Here is a quick fundraising letter outline:

  • Compelling image with caption: Done well, this may convey the entire story you want to tell — a good strategy since some readers won’t look beyond this. (e.g., Yaline desperately wants to be able to smile.)
  • Opener sentence: Capture attention quickly; demonstrate why you’re writing to the donor (e.g., Every night Jimmy goes to bed hungry, and his mother hears his cries.”)
  • Ask: Begin with something short and sweet (e.g., Will you lend your support?).
  • Describe a problem: Don’t make it too big or complicated. (e.g., Single working mothers desperately need this afterschool program to keep their jobs.)
  • Explain why the donor’s gift is needed now. (e.g., Without your support, Victor will be evicted by the end of this month and end up on the street.)
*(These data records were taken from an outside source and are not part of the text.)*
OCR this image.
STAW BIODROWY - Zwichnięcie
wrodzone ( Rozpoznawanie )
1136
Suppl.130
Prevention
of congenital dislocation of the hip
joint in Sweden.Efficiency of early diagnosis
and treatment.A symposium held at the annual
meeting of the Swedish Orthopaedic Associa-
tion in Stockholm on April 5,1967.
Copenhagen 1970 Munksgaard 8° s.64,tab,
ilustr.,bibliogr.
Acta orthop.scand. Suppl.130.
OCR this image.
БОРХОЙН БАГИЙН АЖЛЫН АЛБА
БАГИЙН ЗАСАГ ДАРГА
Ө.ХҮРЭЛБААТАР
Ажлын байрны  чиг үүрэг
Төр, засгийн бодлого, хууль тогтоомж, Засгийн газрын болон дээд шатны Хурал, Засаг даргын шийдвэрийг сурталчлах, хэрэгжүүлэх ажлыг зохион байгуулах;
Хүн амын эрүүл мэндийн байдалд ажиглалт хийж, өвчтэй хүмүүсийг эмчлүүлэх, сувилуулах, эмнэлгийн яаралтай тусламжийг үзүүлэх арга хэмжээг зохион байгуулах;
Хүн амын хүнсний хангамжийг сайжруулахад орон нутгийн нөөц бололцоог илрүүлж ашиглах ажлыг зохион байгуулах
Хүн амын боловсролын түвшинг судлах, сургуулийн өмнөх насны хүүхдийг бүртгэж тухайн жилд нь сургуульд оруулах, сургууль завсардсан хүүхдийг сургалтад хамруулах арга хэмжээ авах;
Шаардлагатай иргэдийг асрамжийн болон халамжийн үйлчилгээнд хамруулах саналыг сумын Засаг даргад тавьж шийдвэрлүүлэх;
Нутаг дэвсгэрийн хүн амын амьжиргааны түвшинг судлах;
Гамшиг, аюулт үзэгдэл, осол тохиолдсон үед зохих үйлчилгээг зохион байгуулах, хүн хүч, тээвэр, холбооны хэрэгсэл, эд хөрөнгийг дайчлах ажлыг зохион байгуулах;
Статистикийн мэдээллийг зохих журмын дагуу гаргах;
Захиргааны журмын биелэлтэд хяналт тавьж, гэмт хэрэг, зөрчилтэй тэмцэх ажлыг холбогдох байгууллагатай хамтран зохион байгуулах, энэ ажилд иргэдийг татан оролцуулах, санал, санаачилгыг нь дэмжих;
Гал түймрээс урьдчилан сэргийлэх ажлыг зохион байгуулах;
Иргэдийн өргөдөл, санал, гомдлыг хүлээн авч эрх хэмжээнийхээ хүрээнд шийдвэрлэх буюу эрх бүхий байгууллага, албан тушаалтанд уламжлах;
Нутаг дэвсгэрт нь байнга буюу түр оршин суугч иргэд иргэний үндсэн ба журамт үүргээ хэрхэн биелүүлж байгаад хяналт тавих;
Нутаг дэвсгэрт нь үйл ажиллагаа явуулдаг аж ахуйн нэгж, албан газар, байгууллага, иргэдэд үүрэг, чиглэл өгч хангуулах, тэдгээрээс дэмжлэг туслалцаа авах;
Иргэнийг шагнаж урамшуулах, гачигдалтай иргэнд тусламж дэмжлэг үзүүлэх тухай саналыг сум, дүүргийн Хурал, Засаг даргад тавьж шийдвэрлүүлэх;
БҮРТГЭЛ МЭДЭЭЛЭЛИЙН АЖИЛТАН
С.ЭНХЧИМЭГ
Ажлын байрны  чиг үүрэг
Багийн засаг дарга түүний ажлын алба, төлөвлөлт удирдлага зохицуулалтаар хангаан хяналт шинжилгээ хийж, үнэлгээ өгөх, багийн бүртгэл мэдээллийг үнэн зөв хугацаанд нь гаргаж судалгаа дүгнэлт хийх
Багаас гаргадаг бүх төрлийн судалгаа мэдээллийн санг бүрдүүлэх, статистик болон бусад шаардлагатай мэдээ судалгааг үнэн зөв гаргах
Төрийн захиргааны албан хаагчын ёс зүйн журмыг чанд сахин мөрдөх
  • Ask again (e.g. Please consider renewing your support this year with an increased gift).
  • Tell a story: Demonstrate the problem with a narrative about one person, animal, place or thing as an example. (One to four paragraphs.)
  • Suggest a specific, realistic solution: Help the donor visualize the change that happen when they give. (e.g., Your gift will rescue oil-covered birds. )
  • Ask again with specificity as to amount and purpose (e.g., “Will you consider a gift of $500 to feed a family in your community for a month?”).
  • Remind the donor of cherished values their gift will enact. (e.g., love, justice, caring, equity, truth, compassion).
  • Thank the donor for caring.
  • P.S. Ask again and include urgency so the donor is persuaded to act now. (e.g. “Your $500 gift made before December 31st will be doubled – making it possible to feed TWO families for a month!”).

All the best for a happy holiday and successful fundraising season!